Date of Award


Level of Access Assigned by Author

Campus-Only Thesis

Degree Name

Master of Arts (MA)




Scott W. See

Second Committee Member

Stephen Miller

Third Committee Member

Michael Lang


The meaning of blackness in the British Empire during the late eighteenth and early nineteenth centuries was complex and contradictory. It was beyond binary simplification and its significance varied depending on location and circumstance. Nova Scotia, a seemingly peripheral location in the North Atlantic, experienced a convergence of experiences that provided insight into the ways in which people constructed racial ideology within a larger empire. Its relationship to the Caribbean allowed for an understanding of race that was necessarily tied to chattel slavery and economic production. Its relationship to British metropolitan ideology, including the tenets of enlightenment society, sometimes acted as a counterweight to the pull of the Caribbean by espousing philosophical rhetoric committed to ideals of British justice and equality. Adding to the complexity of this dynamic was the relationship of the United States to Nova Scotian history. The United States sent several thousand loyalist emigrants, including a large free and enslaved population, to the province in the wake of both the American Revolution and the War of 1812. These people brought cultural understandings and identities that joined with preexisting Nova Scotian conceptions of race that formed a new dialectical understanding of blackness.

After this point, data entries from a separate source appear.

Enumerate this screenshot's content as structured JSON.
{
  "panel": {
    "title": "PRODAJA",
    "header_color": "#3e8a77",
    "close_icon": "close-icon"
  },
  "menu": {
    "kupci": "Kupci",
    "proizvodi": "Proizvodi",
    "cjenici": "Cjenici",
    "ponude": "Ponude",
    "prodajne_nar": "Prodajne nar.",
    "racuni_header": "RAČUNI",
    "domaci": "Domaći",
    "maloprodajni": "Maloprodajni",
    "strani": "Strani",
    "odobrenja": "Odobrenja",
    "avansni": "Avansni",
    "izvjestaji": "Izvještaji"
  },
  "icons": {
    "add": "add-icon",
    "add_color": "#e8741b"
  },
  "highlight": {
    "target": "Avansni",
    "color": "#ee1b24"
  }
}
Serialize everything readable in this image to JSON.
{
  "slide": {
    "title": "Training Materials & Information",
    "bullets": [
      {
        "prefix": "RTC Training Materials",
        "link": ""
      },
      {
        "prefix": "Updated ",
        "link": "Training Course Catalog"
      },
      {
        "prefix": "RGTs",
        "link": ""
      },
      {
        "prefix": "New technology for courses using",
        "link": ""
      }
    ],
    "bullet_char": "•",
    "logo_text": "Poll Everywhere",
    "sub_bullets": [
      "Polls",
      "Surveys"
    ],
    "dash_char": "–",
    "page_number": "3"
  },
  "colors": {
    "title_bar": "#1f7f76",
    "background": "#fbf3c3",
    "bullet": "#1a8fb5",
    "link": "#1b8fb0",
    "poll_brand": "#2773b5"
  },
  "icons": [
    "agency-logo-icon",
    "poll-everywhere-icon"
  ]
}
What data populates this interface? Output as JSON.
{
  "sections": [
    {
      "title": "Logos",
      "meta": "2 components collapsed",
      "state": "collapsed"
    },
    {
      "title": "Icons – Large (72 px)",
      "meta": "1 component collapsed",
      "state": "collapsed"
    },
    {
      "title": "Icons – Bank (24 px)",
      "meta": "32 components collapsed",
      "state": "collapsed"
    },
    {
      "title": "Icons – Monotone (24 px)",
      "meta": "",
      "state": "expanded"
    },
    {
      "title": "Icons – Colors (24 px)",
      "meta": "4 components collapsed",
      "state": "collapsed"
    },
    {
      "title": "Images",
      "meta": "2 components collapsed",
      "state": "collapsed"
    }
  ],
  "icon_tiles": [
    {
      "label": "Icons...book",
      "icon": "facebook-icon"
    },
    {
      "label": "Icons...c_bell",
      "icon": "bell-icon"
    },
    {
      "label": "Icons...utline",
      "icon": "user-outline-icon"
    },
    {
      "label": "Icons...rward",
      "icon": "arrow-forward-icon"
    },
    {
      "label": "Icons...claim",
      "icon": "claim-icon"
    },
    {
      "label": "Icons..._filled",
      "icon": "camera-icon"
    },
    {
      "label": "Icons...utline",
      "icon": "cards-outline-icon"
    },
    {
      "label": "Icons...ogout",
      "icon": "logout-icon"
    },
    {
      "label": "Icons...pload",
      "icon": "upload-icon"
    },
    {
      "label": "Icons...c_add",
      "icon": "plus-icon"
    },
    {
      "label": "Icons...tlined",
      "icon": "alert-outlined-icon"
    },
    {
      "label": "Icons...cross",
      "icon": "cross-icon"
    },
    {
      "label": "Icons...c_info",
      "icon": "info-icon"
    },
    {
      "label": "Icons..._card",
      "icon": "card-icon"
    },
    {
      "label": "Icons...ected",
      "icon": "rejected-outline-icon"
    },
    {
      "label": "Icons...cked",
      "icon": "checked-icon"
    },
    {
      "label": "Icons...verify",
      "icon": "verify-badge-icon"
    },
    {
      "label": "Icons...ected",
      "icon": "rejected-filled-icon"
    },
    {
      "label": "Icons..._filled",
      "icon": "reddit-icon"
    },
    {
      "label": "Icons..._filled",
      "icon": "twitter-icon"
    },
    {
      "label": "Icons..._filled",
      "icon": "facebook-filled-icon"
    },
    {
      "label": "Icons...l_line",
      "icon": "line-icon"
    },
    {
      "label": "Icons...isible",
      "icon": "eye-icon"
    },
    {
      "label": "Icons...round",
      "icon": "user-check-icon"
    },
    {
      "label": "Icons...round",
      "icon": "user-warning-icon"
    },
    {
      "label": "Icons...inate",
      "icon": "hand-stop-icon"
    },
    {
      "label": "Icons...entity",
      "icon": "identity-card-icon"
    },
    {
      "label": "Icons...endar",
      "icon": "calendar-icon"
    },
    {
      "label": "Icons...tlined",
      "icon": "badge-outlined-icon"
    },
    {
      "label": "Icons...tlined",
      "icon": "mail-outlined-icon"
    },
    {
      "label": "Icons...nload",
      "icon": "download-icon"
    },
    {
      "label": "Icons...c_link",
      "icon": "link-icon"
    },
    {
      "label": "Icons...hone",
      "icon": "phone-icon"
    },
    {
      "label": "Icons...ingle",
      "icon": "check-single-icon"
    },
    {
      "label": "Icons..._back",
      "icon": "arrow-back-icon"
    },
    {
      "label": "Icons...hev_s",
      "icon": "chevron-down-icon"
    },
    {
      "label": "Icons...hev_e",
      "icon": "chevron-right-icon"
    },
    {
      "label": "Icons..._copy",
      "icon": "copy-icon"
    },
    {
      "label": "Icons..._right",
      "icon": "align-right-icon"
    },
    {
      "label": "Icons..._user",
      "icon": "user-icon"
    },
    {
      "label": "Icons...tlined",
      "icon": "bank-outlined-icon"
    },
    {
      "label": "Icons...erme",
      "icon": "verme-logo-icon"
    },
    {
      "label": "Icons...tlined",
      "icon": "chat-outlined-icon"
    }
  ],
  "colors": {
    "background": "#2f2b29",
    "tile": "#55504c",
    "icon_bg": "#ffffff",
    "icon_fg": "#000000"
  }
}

This thesis explores this difficult construction of race in three components. The first focuses on rhetoric surrounding British Parliamentarian William Wilberforce’s initial arguments for the empire’s abandonment of the slave trade in 1791. It focuses on the ways in which Nova Scotian public discourse matched discussions in London, and how these conversations changed trajectories due to Nova Scotia’s North American location.

Chapter two examines the story of the Maroons who were transported from Jamaica to Nova Scotia in the wake of a failed rebellion. The examination of the Maroons illuminates a sense of race that was hierarchical, yet open for negotiation. It also demonstrates the conception of race among elites who struggled with competing identities of Britishness centered on both racial social stratification and, at the same time, a commitment to gentlemanly honor. Most importantly, this chapter restores agency to a Maroon population that openly rejected assimilation and maintained their own cultural identity.

The final section examines racial ideology in popular print between the years 1825 and 1833 - the years leading up to and including the British abolition of slavery throughout the empire. This chapter demonstrates the ways in which the conception of race changed between Wilberforce’s initial movement and 1833, and how that conception of race became a tool for white society to define itself against not only blackness, but also other white nations. Nova Scotians began to delineate themselves from their southern neighbors by contrasting Nova Scotian freedom with American commitment to chattel slavery.

By examining these complex stories, this thesis demonstrates the ways in which Nova Scotians negotiated, conceived, and transformed the conception of blackness over a forty year period. It examines black agency, British ideology, national identity, periphery and metropolitan relationships, and imperial economics in order to improve our understanding the meaning of blackness and its place within a larger North Atlantic dynamic.